I managed to get your code running with the data at http://dropproxy.com/f/4B6 and with the rsquare function from the file exchange after correcting some errors:

d = importdata('sample_data.xlsx');
y_vrbl = d.data(:, 1);
x_vrbl = d.data(:, 2);
rows = d.data(:, 3);
cols = d.data(:, 4);

cb = {0.050, 0.055, 0.060, 0.065, 0.070, 0.075, 0.080, 0.085, 0.090, 0.095,0.1};

for i = 1 : length(cb)-1
    colBIN{i,2} = find(cols(:,1) <= cell2mat(cb(i+1)) & cols(:,1) > cell2mat(cb(i)));
end

rb = {0.045, 0.046, 0.047, 0.048, 0.049, 0.050, 0.051, 0.052};

for i = 1 : length(rb)-1
    rowBIN{i,2} = find(rows(:,1) <= cell2mat(rb(i+1)) & rows(:,1) > cell2mat(rb(i)));
end

binCombos = cell(length(rowBIN)-1,length(colBIN)-1);

for m = 1 : length(rowBIN)-1
    for n = 1 : length(colBIN)-1
        binCombos{n,m} = intersect( rowBIN{m,2}(:,1),colBIN{n,2}(:,1));
    end
end


binRows = size(binCombos,1);
binCols = size(binCombos,2)-1;

j = 1;
for n = 1 : binRows;
    for m = 1 : binCols;
        thisBin = binCombos{n,m}(:,:);
        if ~isempty(thisBin)

            % polyfit
            quadmod = polyfit(x_vrbl(thisBin), y_vrbl(thisBin), 2);

            % compute residuals and R²
            quadmodcurve = polyval(quadmod,y_vrbl(thisBin));
            [r2, rmse] = rsquare(y_vrbl(thisBin), quadmodcurve);
            res = y_vrbl(thisBin) - quadmodcurve;

            % plot fit
            interval = 0.0:0.001:1;
            quadmodcurve = polyval(quadmod,interval);
            plot(x_vrbl(thisBin), y_vrbl(thisBin), '*', interval, quadmodcurve);
            xlabel('x_vrbl');
            ylabel('y_vrbl');
            axis([0,1,0,1]);
            header = ['R^2 =' num2str(r2),'coeffs:',num2str(quadmod)];
            title(header);
            saveas(gcf, sprintf('plot_%d.pdf', j));

            % plot residuals
            plot(x_vrbl(thisBin),res,'+');
            header2 = ['residuals'];
            title(header2);
            saveas(gcf, sprintf('residuals_%d.pdf', j));

        end
        j = j + 1;
    end
end

The fits look good to me, except that in most cases a linear function might be enough and the quadratic term is not necessary.

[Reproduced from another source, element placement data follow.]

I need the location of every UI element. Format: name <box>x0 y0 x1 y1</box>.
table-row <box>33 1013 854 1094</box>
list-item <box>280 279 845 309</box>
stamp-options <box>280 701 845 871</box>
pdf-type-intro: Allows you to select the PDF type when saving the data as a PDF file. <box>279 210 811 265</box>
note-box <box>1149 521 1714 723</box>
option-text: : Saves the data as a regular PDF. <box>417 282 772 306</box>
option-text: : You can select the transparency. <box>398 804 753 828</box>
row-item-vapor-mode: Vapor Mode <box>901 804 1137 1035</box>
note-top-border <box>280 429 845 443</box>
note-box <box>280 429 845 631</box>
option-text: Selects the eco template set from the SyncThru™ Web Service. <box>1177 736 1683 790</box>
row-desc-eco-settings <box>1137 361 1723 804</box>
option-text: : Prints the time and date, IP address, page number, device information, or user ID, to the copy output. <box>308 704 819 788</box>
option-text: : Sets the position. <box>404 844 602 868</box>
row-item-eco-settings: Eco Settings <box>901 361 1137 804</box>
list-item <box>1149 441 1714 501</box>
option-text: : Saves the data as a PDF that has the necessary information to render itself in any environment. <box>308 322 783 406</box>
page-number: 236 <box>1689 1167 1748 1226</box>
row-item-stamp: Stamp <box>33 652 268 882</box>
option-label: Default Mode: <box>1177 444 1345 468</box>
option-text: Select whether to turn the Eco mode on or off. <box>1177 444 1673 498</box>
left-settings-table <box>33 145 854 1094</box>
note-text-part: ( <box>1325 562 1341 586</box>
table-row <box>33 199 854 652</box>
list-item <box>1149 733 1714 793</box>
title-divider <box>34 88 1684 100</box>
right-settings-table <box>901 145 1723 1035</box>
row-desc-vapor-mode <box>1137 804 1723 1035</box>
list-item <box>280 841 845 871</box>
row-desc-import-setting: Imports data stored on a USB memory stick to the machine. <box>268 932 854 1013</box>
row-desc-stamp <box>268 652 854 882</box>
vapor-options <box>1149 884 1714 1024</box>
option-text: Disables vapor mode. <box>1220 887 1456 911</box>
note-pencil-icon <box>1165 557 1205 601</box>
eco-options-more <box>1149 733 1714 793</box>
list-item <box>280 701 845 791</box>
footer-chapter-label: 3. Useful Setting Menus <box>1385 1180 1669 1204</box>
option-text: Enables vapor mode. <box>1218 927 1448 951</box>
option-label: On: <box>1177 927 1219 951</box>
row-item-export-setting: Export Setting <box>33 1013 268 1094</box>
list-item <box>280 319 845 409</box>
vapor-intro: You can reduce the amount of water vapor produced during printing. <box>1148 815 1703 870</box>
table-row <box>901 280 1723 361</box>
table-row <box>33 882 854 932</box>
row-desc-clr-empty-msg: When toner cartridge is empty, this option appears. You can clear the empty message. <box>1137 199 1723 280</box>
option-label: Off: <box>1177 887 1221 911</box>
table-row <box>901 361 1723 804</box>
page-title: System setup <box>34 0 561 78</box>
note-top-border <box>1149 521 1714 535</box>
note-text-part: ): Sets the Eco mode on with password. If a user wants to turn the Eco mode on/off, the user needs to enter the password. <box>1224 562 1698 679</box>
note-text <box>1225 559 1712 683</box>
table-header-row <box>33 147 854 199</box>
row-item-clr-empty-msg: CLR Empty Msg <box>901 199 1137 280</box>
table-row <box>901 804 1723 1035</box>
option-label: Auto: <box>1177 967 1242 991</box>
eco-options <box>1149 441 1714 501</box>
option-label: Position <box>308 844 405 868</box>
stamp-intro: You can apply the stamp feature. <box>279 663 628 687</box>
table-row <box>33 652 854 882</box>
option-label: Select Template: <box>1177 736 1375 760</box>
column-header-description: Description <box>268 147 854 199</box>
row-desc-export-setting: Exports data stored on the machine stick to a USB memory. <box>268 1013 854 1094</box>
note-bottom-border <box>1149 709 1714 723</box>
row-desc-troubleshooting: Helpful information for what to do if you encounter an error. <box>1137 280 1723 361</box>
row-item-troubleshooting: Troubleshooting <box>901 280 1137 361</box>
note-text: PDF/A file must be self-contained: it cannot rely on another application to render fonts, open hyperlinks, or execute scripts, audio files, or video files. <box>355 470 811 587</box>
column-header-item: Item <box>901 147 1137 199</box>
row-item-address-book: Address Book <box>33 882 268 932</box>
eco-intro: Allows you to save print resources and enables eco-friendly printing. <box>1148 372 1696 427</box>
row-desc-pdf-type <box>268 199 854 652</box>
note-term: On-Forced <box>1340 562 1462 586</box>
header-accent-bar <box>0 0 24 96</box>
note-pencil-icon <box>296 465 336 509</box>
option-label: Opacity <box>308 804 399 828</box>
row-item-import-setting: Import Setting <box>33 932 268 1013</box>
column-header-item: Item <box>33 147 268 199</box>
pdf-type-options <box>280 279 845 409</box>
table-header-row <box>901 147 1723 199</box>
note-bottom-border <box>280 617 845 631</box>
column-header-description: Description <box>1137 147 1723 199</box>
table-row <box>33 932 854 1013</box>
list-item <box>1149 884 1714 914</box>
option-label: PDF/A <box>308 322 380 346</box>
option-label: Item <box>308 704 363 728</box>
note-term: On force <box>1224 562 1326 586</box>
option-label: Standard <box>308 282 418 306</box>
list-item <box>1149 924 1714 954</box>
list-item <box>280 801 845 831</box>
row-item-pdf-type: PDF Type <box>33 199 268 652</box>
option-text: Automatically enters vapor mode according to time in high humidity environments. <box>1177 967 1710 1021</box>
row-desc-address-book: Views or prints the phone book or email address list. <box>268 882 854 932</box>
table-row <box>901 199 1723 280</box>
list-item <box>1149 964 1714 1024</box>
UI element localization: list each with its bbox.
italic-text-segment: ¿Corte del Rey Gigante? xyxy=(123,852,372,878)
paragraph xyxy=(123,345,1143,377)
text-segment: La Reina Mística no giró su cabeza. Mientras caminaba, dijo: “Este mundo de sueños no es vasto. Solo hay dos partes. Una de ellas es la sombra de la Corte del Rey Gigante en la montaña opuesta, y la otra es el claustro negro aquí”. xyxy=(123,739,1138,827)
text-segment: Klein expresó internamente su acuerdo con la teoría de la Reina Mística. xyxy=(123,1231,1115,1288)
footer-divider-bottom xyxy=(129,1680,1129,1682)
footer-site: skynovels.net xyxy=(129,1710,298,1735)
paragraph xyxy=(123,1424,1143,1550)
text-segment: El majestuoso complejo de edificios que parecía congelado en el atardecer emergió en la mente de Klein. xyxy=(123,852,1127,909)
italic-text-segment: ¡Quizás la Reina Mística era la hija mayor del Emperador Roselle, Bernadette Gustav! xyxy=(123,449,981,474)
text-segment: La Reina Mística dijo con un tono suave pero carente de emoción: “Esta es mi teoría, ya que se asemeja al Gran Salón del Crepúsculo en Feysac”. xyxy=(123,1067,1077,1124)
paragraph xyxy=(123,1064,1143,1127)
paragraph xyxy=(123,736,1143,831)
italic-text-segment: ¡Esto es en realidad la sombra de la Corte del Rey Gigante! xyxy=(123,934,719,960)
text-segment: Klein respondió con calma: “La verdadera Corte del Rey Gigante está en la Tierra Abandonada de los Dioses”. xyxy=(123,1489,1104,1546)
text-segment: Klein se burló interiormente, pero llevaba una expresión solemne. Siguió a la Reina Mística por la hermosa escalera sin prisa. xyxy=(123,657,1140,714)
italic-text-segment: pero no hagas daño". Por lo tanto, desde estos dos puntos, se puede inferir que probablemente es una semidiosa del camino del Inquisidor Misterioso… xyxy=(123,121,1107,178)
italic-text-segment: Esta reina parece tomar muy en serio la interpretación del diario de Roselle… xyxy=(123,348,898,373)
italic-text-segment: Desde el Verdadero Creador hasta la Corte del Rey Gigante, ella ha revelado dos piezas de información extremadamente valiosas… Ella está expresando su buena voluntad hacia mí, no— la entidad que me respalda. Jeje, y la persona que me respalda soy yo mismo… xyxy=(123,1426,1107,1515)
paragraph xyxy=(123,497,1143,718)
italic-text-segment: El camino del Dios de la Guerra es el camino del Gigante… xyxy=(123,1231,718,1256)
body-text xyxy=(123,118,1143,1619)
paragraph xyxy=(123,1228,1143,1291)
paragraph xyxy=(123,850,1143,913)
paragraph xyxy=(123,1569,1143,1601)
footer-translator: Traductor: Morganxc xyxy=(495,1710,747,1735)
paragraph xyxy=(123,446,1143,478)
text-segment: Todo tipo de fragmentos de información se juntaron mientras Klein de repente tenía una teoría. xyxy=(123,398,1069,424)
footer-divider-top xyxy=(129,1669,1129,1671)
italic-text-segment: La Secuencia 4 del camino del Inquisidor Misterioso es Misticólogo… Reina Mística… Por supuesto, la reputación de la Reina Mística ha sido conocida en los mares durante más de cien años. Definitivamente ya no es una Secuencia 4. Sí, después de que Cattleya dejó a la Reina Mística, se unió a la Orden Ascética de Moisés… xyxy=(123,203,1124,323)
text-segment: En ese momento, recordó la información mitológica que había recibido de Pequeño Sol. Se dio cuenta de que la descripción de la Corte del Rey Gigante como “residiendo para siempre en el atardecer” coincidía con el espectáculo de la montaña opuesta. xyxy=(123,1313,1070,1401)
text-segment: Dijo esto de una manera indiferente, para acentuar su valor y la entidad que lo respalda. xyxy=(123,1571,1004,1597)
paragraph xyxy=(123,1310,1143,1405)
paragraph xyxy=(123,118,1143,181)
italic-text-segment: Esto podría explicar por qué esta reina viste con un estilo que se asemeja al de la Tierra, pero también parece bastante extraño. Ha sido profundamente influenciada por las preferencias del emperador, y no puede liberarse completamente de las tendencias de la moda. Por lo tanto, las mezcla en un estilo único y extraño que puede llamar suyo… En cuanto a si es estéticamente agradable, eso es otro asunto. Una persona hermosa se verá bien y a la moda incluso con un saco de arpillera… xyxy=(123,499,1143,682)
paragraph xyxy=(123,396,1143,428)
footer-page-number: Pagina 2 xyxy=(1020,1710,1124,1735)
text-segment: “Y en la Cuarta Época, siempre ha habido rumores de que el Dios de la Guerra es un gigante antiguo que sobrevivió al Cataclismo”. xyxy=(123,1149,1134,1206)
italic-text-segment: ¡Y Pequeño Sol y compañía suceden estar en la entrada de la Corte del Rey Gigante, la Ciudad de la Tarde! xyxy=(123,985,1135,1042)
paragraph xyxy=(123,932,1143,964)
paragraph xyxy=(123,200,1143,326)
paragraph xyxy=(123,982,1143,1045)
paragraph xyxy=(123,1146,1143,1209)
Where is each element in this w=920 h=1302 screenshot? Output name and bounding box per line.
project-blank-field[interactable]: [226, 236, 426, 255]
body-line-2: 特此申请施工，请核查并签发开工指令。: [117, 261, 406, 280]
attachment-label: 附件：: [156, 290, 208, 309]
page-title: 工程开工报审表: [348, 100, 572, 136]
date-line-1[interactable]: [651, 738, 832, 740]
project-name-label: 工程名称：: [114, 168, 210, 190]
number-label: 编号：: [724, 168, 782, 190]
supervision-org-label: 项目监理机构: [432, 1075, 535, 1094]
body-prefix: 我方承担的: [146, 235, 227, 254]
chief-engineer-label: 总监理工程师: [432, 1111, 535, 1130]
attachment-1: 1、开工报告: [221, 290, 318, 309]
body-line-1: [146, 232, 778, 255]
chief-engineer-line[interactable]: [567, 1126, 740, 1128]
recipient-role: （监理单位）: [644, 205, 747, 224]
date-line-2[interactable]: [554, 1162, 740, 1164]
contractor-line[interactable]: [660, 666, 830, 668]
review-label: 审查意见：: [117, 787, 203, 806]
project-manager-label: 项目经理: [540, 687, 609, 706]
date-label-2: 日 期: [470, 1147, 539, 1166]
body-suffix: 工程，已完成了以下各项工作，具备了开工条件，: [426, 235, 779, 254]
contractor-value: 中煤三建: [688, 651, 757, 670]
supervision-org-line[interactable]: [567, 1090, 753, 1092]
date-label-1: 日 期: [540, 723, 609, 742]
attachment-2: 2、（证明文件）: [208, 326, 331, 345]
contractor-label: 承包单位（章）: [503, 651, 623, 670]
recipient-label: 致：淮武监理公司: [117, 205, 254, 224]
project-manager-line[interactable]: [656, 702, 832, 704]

Regarding your remaining question: I'm not an expert on using R² for nonlinear fits (see note 2 on Coefficient of determination), but the implementation you are using seems a bit fishy to me. The reason you get an output of 0 most of the time is the max function on line 65 of rsquare.m which prevents negative values from being returned. Since your polynomial fit does contain a constant term, calling the function as

[r2, rmse] = rsquare(y_vrbl(thisBin), quadmodcurve, false);

seems to be more appropriate, and results in R² > 0.9 in most cases.

My recommendation: Check whether R² is the correct measure of goodness of fit in your case, and check whether that function implements it correctly. Functions coming with Matlab can be trusted out of the box, but there is no quality guarantee for posts on the Matlab File Exchange.